Teen pregnancy rates plummeted. The Department of Education was ecstatic. It called the song a real “feather in my cap” because it thought that was clever. The Department of Education would sometimes whistle the tune in the halls, lasciviously lingering over the final phrase.

Once it became clear the song was a success, the Department of Education wanted to celebrate. The Department of Education stole a Bartles & Jaymes Fuzzy Navel wine cooler from an unguarded governmental refrigerator. It tasted like syrup and fizz and tin. The Department of Education wanted another.

The Department of Education began to make fun of Nancy Reagan behind her back. The Department of Education came to work late, then later, then eventually not at all. It cussed and picked fights. It got to second base with every member of the sophomore class of John P. Stevens High School in Edison, New Jersey. Its hangnails snagged on the sheerness of bras; the tufts of chest hair sprouted on boys like promises.

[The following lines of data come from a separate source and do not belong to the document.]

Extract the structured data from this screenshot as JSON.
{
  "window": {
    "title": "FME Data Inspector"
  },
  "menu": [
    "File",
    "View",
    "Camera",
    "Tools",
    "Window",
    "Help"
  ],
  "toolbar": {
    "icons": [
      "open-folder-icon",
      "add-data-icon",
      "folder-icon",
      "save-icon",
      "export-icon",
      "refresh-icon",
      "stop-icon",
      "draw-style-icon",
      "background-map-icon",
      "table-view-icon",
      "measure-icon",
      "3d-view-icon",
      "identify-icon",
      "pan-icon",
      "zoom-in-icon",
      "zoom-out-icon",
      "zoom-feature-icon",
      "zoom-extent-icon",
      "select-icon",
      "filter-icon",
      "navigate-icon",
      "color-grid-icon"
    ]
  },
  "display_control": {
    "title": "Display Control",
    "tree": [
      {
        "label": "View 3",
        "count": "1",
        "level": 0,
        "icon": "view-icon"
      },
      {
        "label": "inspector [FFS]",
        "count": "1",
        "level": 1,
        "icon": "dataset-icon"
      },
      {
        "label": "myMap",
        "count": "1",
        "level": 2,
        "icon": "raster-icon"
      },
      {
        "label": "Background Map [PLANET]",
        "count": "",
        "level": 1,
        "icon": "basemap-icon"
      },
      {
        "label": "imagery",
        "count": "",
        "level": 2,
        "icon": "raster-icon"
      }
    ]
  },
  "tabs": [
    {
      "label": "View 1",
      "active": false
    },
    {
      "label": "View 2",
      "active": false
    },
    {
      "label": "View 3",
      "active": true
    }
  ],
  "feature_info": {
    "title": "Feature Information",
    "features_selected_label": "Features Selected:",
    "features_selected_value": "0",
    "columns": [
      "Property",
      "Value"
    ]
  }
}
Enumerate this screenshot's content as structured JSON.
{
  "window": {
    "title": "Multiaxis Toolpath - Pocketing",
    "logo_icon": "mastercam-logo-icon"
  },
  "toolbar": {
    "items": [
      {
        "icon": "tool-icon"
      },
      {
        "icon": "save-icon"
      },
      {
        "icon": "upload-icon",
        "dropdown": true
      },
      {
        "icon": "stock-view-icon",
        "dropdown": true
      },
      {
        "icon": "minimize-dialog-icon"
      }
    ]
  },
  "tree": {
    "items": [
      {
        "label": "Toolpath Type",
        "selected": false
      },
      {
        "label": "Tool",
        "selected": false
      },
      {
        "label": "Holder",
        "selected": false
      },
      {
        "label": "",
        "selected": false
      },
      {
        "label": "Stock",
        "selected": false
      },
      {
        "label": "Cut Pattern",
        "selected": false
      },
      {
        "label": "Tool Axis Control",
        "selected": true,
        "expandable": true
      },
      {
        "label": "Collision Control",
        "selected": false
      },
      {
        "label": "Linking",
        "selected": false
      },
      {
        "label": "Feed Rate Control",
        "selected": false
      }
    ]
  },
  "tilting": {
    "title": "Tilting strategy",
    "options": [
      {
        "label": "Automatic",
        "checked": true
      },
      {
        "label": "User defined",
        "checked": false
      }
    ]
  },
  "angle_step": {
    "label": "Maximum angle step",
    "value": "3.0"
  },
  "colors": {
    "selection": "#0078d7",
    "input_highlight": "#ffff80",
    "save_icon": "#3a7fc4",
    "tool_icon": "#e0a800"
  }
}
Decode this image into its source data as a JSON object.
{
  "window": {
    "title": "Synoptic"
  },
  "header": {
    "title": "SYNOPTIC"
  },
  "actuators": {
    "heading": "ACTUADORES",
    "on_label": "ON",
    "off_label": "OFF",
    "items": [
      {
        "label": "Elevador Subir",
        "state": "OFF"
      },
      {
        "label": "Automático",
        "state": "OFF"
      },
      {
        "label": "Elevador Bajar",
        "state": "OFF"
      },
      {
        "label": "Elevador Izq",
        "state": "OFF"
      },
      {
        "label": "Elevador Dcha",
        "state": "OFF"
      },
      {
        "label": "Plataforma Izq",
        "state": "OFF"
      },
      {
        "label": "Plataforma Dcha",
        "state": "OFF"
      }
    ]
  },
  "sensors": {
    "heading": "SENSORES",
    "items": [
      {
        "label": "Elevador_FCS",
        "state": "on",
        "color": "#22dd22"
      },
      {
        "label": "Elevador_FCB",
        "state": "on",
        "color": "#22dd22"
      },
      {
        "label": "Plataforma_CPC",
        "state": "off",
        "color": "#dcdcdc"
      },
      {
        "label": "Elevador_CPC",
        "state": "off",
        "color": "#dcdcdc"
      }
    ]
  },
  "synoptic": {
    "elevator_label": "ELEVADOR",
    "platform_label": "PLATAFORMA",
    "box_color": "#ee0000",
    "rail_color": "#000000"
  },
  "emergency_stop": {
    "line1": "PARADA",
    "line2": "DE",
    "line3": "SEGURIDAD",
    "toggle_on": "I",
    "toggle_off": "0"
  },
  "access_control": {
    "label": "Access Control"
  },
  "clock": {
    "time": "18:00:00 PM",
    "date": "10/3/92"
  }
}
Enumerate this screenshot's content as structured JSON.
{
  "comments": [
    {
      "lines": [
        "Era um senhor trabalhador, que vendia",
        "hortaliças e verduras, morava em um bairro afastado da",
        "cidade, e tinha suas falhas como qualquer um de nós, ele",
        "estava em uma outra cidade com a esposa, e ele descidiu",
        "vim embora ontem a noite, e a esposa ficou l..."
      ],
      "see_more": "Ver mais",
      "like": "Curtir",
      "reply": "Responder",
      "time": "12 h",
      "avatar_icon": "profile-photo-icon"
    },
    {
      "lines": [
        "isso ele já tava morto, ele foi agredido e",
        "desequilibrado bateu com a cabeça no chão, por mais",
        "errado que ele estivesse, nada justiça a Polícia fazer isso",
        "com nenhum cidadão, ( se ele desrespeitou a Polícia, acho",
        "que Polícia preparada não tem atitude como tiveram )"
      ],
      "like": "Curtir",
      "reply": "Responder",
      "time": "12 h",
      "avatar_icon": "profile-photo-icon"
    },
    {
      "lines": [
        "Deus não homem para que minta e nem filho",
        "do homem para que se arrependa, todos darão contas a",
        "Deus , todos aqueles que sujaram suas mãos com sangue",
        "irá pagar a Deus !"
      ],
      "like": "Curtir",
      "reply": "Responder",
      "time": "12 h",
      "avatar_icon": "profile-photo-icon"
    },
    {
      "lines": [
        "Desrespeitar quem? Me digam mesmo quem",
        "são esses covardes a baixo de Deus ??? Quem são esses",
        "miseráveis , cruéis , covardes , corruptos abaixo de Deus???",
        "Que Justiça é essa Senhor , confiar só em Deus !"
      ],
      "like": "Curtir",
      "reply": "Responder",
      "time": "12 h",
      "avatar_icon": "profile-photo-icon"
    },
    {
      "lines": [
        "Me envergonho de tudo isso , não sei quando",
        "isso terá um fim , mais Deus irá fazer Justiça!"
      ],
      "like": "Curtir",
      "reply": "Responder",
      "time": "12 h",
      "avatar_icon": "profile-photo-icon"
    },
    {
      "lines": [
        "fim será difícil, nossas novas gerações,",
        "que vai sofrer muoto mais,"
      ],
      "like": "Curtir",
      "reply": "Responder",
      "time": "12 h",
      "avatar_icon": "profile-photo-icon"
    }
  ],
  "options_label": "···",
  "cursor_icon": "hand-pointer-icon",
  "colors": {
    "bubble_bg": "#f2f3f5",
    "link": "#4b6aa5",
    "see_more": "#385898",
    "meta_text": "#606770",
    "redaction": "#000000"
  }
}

The Department of Education was finally caught buying a dime bag of grass from an undercover cop behind a barn somewhere in Kentucky. The Department of Education was grounded, its funding revoked. Most of the story was told to me by a night watchman who found me in my dimly lit cubicle, the office otherwise empty. Surrounded by rank fast-food wrappers, I had been left to work continuously for months, trying to cram a rhyme for fallopian (Ethiopian? Dystopian?) into my version of “This Land Is Your Land.” [End Page 169]

B.J. Best

B.J. Best is the author of three collections of poetry, most recently Yes (Parallel Press, 2014).